Losing the blame game

Do human beings spend too much energy on both allocating and avoiding blame? Should we be more focussed on debating progressive solutions to problems, instead of pointing fingers at the creators of those problems? Or can we do both a little better?

Pinning the Blame
Pinning the blame on the ass, yesterday

Here in the UK, we live in a blame culture. It’s all about who broke what, and who pays for it. It is never about how do we move forward, how do we fix the mess together, so it doesn’t break again. It’s about who messed up, who gets punished, by whom, and how badly. And if you are the one who messed up, it’s apparently about doing all in your power to avoid admitting that, and diverting blame elsewhere.

The example people tend to follow, is often at the top. Our Prime Minister, Boris Johnson, responsible for gross mishandling of a pandemic (weak and late lockdowns, weak and late border controls, confused messaging following initial denial of the crisis itself). He has been sited directly by scientists as footing the blame for the UK reaching 100,000 deaths, having ignored scientific advice, brushed aside urgent recommendations and done his own thing, his own way, he stood before the country and said he “did everything he could”, knowing full well, he didn’t. He avoided blame.

Politicians always have a toolkit of delfectors ready

Part of living in a blame culture is using blame as a driving force for one’s own actions, gaining recognition by allocating blame, and doing whatever is possible to avoid blame when it comes at you. Accomplished, manipulative politicians always have a toolkit of delfectors ready; Johnson is quick as a fox to blame others for problems, whether it be the EU, the Labour Party, or the Public themselves. In the US, Trump blamed the electoral system itself rather than admit he screwed up.

Feminists might argue this attitude is a uniquely male one; a mindset where admission of mistakes is seen as weakness, and where to be an ‘alpha male’ one must refuse to ever say the words “I’m sorry”. Both Trump and Johnson have lived by this, it seems, up to the stage of genuinely believing themselves incapable of doing wrong.

Would it really have taken so much for Johnson, or Trump for that matter, to stand up and say look folks, sorry, I was wrong about this Covid thing. It’s a nightmare and I shouldn’t have dismissed it, I should have acted sooner, just like the scientists said, so a lot of those deaths are on me, personally, for being an arrogant twerp.

Never gonna happen. Professional blame-avoiders with their blame deflecting toolkits. That is the new politics, folks.

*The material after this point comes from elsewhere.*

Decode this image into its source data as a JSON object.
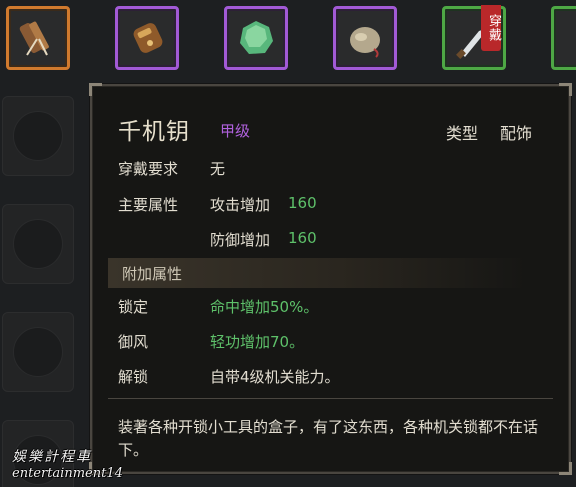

But we, as a population, waste too much energy allocating blame. We should perhaps entrust the Law to do that for us. (If only we could, eh?)

Would the energy of criticism be better directed into practical actions?

Blogs like this, and all the millions of tweets and posts and memes (often rightly) set the blame where it belongs, but what has actually been achieved by the use of all that argumentative energy? Nothing really. See, the thing is, no matter how right you are in pointing the finger, Stupid gonna stupid. Stupid doesn’t care. And so one must ask ones self, would the energy of criticism be better directed into practical actions or proactive thoughts about the future?

I know, it’s a bit hypocritical of me to say that, considering the content of this blog. But still, in my defence, I did reduce back my blame-throwing after Brexit, and spent a lot more of that energy on positive things like helping homelessness charities.

When history looks back on Covid-19, or Brexit, or Trump, will those history books devote entire volumes to the allocation of blame? Or will they instead ask what, as a society, as a human collective, was the underlying social cause of these events? What flaws in human nature brought us down? These are perhaps more productive questions to ask, if we are ever to learn ways forward.

Let the Law deal with the illegalities.

Let the Law deal with the illegalities of individuals; the rest of us can focus on making things better for others. If we want to find optimism then we need to look past the playground fighting, over the fence, into the world beyond the playground; the world of grown ups, of innovation and collaboration, of foward-facing thinkers.

Hope of a better decade lies not in blame allocation but in resource allocation. Who, what, when and how much will we spend on fixing the underlying problems?